For anyone setting up a similar system:

  1. Measure RTT before committing to a partner institution. A 100 km difference in air distance can easily be swamped by routing differences.
  2. Get DMZ placement if at all possible. The firewall results suggest this matters more than any other single configuration decision.
  3. Minimise campus hops between your endpoint and the research backbone. Each additional switching layer adds jitter risk.
  4. Use small audio buffers and monitor for underruns. If your baseline RTT is good, your buffer can be small; if underruns increase, that is an early warning that network stability is degrading before packet loss becomes audible.
  5. Accept that video will lag audio and design your session accordingly. This is not a system failure; it is a consequence of how video pipelines work at low latency. Plan for it.

References

Carôt, A. (2011). Low latency audio streaming for Internet-based musical interaction. Advances in Multimedia and Interactive Technologies. https://doi.org/10.4018/978-1-61692-831-5.ch015

Drioli, C., Allocchio, C., & Buso, N. (2013). Networked performances and natural interaction via LOLA. LNCS, 7990, 240–250. https://doi.org/10.1007/978-3-642-40050-6_21

Medina Victoria, A. (2019). A method for the measurement of the latency tolerance range of Western musicians. Ph.D. dissertation, Cork Institute of Technology (now Munster Technological University).

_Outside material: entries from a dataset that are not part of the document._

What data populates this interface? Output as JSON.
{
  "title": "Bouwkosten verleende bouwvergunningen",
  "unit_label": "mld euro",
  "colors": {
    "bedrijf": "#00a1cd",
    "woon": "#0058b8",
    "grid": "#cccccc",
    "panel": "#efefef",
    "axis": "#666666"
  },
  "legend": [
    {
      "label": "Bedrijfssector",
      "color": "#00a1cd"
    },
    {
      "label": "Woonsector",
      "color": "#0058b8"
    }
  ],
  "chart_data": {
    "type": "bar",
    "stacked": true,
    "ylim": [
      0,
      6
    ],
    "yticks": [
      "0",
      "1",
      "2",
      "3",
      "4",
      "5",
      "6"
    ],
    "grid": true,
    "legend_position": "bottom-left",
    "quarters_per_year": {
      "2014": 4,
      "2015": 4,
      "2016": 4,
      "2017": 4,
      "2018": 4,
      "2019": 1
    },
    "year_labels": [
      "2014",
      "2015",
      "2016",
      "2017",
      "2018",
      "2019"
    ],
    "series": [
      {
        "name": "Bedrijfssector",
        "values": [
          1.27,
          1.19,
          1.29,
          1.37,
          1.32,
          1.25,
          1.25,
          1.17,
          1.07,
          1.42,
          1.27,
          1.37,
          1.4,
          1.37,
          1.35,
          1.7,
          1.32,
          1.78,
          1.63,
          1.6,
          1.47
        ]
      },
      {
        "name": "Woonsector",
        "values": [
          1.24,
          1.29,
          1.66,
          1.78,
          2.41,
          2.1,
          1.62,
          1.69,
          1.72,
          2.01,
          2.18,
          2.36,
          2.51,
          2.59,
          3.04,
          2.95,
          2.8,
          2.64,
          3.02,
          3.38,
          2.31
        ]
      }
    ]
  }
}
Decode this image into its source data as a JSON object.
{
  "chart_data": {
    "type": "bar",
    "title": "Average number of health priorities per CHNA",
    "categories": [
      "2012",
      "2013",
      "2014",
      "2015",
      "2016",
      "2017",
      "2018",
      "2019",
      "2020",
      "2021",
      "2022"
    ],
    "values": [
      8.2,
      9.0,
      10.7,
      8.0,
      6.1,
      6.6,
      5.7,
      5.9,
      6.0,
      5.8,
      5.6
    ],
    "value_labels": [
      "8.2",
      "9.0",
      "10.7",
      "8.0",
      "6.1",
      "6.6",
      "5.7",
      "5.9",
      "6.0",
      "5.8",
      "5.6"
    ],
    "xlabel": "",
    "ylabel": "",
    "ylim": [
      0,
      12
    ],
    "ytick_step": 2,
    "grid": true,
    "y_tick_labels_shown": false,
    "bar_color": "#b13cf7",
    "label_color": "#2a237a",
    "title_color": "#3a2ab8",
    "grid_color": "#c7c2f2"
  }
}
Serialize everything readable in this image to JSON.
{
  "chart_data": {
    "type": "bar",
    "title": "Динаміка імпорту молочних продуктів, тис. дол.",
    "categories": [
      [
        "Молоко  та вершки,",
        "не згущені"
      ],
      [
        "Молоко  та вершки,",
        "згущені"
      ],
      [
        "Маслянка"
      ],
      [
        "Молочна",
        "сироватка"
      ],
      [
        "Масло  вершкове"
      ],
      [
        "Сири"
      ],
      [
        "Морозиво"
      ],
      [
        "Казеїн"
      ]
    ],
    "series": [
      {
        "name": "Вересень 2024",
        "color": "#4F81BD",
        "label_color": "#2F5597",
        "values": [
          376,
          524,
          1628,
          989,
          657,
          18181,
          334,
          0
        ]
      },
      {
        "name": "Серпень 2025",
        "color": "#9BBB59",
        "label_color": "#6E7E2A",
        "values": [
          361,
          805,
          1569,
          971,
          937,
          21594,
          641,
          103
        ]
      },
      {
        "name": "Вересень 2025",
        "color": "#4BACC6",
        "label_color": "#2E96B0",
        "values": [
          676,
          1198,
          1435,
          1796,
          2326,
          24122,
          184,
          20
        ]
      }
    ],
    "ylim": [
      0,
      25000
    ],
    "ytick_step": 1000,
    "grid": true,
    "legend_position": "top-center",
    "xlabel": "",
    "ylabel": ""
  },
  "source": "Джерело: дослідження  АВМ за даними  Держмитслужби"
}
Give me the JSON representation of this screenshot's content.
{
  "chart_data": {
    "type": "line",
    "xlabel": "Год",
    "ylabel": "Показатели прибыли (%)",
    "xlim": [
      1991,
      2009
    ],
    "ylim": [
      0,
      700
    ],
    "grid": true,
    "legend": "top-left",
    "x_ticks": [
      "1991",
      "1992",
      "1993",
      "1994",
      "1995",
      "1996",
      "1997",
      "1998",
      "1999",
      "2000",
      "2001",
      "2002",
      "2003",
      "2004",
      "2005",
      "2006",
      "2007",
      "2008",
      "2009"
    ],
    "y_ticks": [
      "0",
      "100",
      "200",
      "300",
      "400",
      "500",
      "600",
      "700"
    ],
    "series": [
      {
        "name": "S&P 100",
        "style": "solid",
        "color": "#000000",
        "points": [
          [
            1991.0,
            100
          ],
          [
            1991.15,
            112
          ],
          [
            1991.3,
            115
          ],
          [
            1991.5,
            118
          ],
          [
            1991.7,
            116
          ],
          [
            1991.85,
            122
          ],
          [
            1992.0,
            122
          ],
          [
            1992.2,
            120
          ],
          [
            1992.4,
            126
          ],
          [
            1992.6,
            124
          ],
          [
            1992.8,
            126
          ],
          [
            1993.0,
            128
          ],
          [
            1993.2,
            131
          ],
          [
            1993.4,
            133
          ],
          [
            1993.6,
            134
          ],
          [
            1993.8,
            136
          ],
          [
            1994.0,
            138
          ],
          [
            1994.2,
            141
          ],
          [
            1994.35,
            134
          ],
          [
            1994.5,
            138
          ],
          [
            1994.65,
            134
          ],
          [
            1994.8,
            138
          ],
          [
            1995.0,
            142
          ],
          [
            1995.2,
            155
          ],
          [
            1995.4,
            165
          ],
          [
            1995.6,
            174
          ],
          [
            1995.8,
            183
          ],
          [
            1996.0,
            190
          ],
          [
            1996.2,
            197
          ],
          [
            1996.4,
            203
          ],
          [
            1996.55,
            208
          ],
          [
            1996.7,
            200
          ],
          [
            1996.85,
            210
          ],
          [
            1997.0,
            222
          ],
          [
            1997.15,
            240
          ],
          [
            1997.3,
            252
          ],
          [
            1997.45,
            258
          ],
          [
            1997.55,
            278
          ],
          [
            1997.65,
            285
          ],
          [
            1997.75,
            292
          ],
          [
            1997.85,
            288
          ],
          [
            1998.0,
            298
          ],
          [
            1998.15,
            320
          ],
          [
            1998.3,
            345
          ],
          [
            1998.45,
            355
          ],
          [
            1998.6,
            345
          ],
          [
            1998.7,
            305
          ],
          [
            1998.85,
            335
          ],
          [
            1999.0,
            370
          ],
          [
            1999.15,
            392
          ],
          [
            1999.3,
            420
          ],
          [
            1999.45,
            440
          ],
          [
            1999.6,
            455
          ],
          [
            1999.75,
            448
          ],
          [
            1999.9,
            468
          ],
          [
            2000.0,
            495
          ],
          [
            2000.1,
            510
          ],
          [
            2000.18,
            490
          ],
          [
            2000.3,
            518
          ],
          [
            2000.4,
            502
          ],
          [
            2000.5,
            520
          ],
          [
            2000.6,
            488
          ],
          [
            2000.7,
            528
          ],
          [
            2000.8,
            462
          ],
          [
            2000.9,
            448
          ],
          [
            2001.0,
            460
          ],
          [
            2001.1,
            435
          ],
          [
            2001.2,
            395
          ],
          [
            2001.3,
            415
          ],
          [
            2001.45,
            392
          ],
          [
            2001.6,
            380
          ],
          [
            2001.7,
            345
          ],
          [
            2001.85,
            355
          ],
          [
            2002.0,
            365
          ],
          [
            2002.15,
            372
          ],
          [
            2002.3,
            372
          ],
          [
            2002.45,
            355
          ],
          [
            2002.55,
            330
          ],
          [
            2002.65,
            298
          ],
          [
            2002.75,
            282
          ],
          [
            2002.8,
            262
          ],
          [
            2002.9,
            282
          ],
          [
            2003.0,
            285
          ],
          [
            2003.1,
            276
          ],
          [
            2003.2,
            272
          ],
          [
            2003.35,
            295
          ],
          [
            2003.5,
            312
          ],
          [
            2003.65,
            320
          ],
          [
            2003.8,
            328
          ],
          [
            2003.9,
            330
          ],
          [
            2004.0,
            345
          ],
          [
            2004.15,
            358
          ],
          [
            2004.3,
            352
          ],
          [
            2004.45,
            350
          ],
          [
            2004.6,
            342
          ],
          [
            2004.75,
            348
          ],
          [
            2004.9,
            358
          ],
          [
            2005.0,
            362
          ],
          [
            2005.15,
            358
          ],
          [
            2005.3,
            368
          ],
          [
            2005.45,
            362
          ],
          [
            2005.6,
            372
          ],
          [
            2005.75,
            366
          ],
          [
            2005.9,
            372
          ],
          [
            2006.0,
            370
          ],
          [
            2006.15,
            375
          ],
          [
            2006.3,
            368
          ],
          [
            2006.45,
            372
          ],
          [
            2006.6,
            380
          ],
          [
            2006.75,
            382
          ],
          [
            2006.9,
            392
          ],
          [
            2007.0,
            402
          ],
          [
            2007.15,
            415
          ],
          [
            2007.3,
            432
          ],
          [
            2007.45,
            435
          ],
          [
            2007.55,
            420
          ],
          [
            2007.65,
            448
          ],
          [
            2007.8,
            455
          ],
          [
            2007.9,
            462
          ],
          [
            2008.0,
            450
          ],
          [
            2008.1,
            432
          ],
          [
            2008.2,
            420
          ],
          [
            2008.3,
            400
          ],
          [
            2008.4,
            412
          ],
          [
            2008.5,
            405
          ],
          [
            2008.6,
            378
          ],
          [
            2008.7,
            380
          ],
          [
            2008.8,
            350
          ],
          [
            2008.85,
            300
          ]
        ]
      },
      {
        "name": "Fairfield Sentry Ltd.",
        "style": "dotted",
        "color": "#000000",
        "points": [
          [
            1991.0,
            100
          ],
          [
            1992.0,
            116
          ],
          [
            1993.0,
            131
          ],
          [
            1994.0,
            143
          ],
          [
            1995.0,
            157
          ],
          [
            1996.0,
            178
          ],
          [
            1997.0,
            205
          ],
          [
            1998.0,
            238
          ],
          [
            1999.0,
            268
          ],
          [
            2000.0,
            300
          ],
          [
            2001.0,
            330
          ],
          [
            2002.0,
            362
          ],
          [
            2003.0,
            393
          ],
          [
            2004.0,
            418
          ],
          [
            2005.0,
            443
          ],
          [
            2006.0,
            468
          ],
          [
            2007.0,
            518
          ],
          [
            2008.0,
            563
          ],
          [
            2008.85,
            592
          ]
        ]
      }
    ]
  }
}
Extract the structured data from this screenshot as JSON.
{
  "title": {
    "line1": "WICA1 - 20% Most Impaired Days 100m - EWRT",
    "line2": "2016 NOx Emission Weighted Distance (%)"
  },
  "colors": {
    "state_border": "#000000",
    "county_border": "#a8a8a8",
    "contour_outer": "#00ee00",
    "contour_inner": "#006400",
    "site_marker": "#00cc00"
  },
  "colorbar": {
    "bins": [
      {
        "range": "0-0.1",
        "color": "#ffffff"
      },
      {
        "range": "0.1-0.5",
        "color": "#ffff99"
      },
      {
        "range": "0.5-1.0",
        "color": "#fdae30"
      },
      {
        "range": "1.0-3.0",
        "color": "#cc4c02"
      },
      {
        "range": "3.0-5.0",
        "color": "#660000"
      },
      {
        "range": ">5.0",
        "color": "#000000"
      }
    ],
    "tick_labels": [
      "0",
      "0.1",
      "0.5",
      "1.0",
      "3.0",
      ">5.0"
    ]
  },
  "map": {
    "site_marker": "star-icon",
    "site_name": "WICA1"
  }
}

Rottondi, C., Chafe, C., Allocchio, C., & Sarti, A. (2016). An overview on networked music performance technologies. IEEE Access, 4, 8823–8843. https://doi.org/10.1109/ACCESS.2016.2628440

Tsioutas, K. & Xylomenos, G. (2021). On the impact of audio characteristics to the quality of musicians experience in network music performance. JAES, 69(12), 914–923. https://doi.org/10.17743/jaes.2021.0041

Ubik, S., Halak, J., Kolbe, M., Melnikov, J., & Frič, M. (2021). Lessons learned from distance collaboration in live culture. AISC, 1378, 608–615. https://doi.org/10.1007/978-3-030-74009-2_77


Changelog

  • 2026-01-20: Updated the Drioli et al. (2013) LNCS volume number to 7990 (ECLAP 2013 proceedings). Updated the Ubik et al. (2021) AISC volume number to 1378 and page range to 608–615. Updated the fifth author’s surname to “Frič.”